When using a Delta table as a streaming source, only append operations can be included in the stream. Data modifications will cause an error unless you specify the ignoreChanges or ignoreDeletes option.

You can check that the stream is streaming by using the isStreaming property which should return True:

# Verify that the stream is streaming
stream_df.isStreaming

Transform the data stream

After reading the data from the Delta table into a streaming DataFrame, you can use the Spark Structured Streaming API to process it. For example, you could count the number of orders placed every minute and send the aggregated results to a downstream process for near-real-time visualization.

In this example, any rows with NULL in the Price column are filtered and new columns are added for IsBike and Total.

from pyspark.sql.functions import col, expr

transformed_df = stream_df.filter(col("Price").isNotNull()) \
    .withColumn('IsBike', expr("INSTR(Product, 'Bike') > 0").cast('int')) \
    .withColumn('Total', expr("Quantity * Price").cast('decimal'))

Using a Delta table as a streaming sink

The data stream is then written to a Delta table:

# Write the stream to a delta table
output_table_path = 'Tables/orders_processed'
checkpointpath = 'Files/delta/checkpoint'
deltastream = transformed_df.writeStream.format("delta").option("checkpointLocation", checkpointpath).start(output_table_path)

print("Streaming to orders_processed...")

Note

The checkpointLocation option is used to write a checkpoint file that tracks the state of the stream processing. This file enables you to recover from failure at the point where stream processing left off.

After the streaming process starts, you can query the Delta Lake table to see what is in the output table. There might be a short delay before you can query the table.

%%sql
SELECT *
    FROM orders_processed
    ORDER BY OrderID;

In the results of this query, order 3005 is excluded because it had NULL in the Price column.

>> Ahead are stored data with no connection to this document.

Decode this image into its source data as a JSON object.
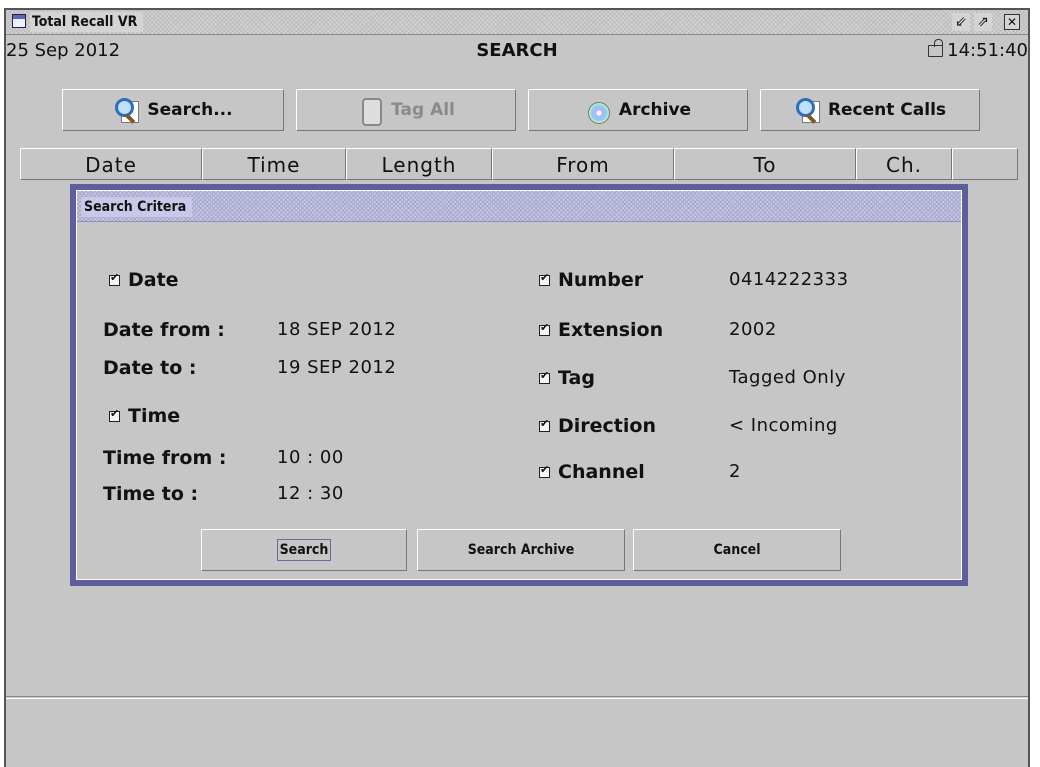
{
  "window": {
    "title": "Total Recall VR",
    "buttons": [
      "minimize",
      "maximize",
      "close"
    ]
  },
  "infobar": {
    "date": "25 Sep 2012",
    "screen_title": "SEARCH",
    "clock": "14:51:40"
  },
  "toolbar": {
    "search_label": "Search...",
    "tag_all_label": "Tag All",
    "archive_label": "Archive",
    "recent_calls_label": "Recent Calls"
  },
  "columns": [
    "Date",
    "Time",
    "Length",
    "From",
    "To",
    "Ch.",
    ""
  ],
  "dialog": {
    "title": "Search Critera",
    "left": {
      "date_label": "Date",
      "date_from_label": "Date from :",
      "date_from_value": "18 SEP 2012",
      "date_to_label": "Date to :",
      "date_to_value": "19 SEP 2012",
      "time_label": "Time",
      "time_from_label": "Time from :",
      "time_from_value": "10 : 00",
      "time_to_label": "Time to :",
      "time_to_value": "12 : 30"
    },
    "right": {
      "number_label": "Number",
      "number_value": "0414222333",
      "extension_label": "Extension",
      "extension_value": "2002",
      "tag_label": "Tag",
      "tag_value": "Tagged Only",
      "direction_label": "Direction",
      "direction_value": "< Incoming",
      "channel_label": "Channel",
      "channel_value": "2"
    },
    "buttons": {
      "search": "Search",
      "search_archive": "Search Archive",
      "cancel": "Cancel"
    }
  }
}
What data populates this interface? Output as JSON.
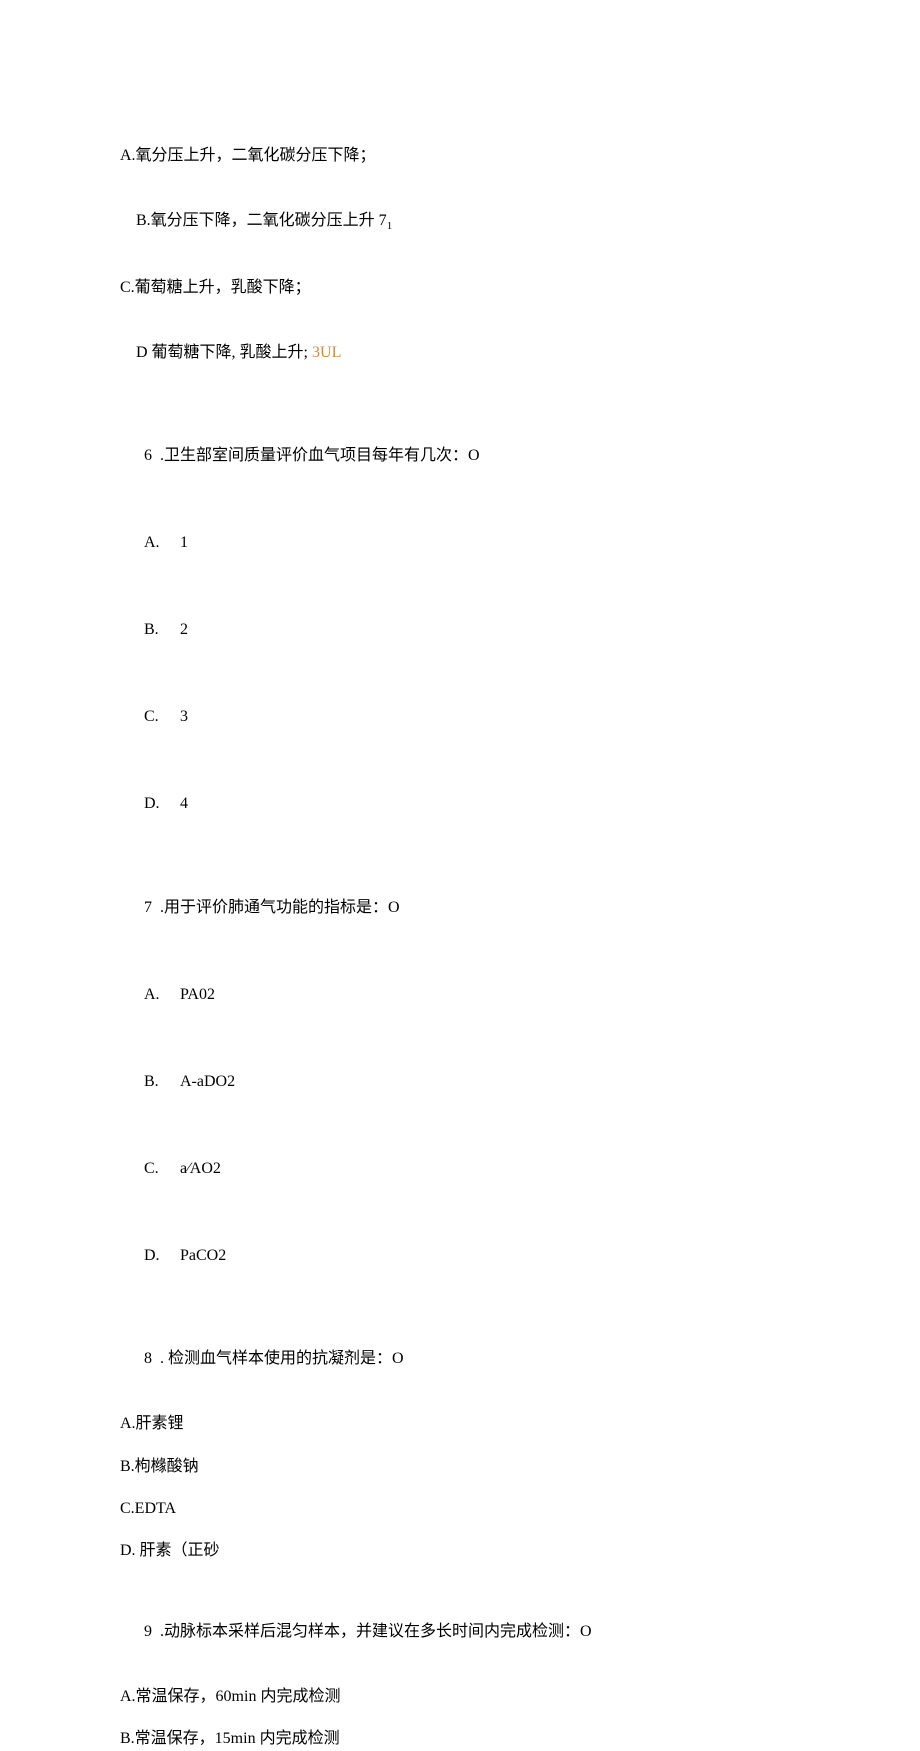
{
  "intro_options": {
    "a": "A.氧分压上升，二氧化碳分压下降；",
    "b_part1": "B.氧分压下降，二氧化碳分压上升 7",
    "b_sub": "1",
    "c": "C.葡萄糖上升，乳酸下降；",
    "d_part1": "D 葡萄糖下降, 乳酸上升; ",
    "d_orange": "3UL"
  },
  "q6": {
    "stem_num": "6  .",
    "stem_text": "卫生部室间质量评价血气项目每年有几次：O",
    "a_letter": "A.",
    "a_val": "1",
    "b_letter": "B.",
    "b_val": "2",
    "c_letter": "C.",
    "c_val": "3",
    "d_letter": "D.",
    "d_val": "4"
  },
  "q7": {
    "stem_num": "7  .",
    "stem_text": "用于评价肺通气功能的指标是：O",
    "a_letter": "A.",
    "a_val": "PA02",
    "b_letter": "B.",
    "b_val": "A-aDO2",
    "c_letter": "C.",
    "c_val": "a⁄AO2",
    "d_letter": "D.",
    "d_val": "PaCO2"
  },
  "q8": {
    "stem_num": "8  .",
    "stem_text": " 检测血气样本使用的抗凝剂是：O",
    "a": "A.肝素锂",
    "b": "B.枸橼酸钠",
    "c": "C.EDTA",
    "d": "D. 肝素（正砂"
  },
  "q9": {
    "stem_num": "9  .",
    "stem_text": "动脉标本采样后混匀样本，并建议在多长时间内完成检测：O",
    "a": "A.常温保存，60min 内完成检测",
    "b": "B.常温保存，15min 内完成检测"
  }
}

And the two columns that were added during the transformation are displayed - IsBike and Total.

OrderID OrderDate Customer Product Quantity Price IsBike Total
3001 2023-09-01 Yang Road Bike Red 1 1200 1 1200
3002 2023-09-01 Carlson Mountain Bike Silver 1 1500 1 1500
3003 2023-09-02 Wilson Road Bike Yellow 2 1350 1 2700
3004 2023-09-02 Yang Road Front Wheel 1 115 0 115

When finished, stop the streaming data to avoid unnecessary processing costs using the stop method:

# Stop the streaming data to avoid excessive processing costs
delta_stream.stop()

Tip

For more information about using Delta tables for streaming data, see Table streaming reads and writes in the Delta Lake documentation.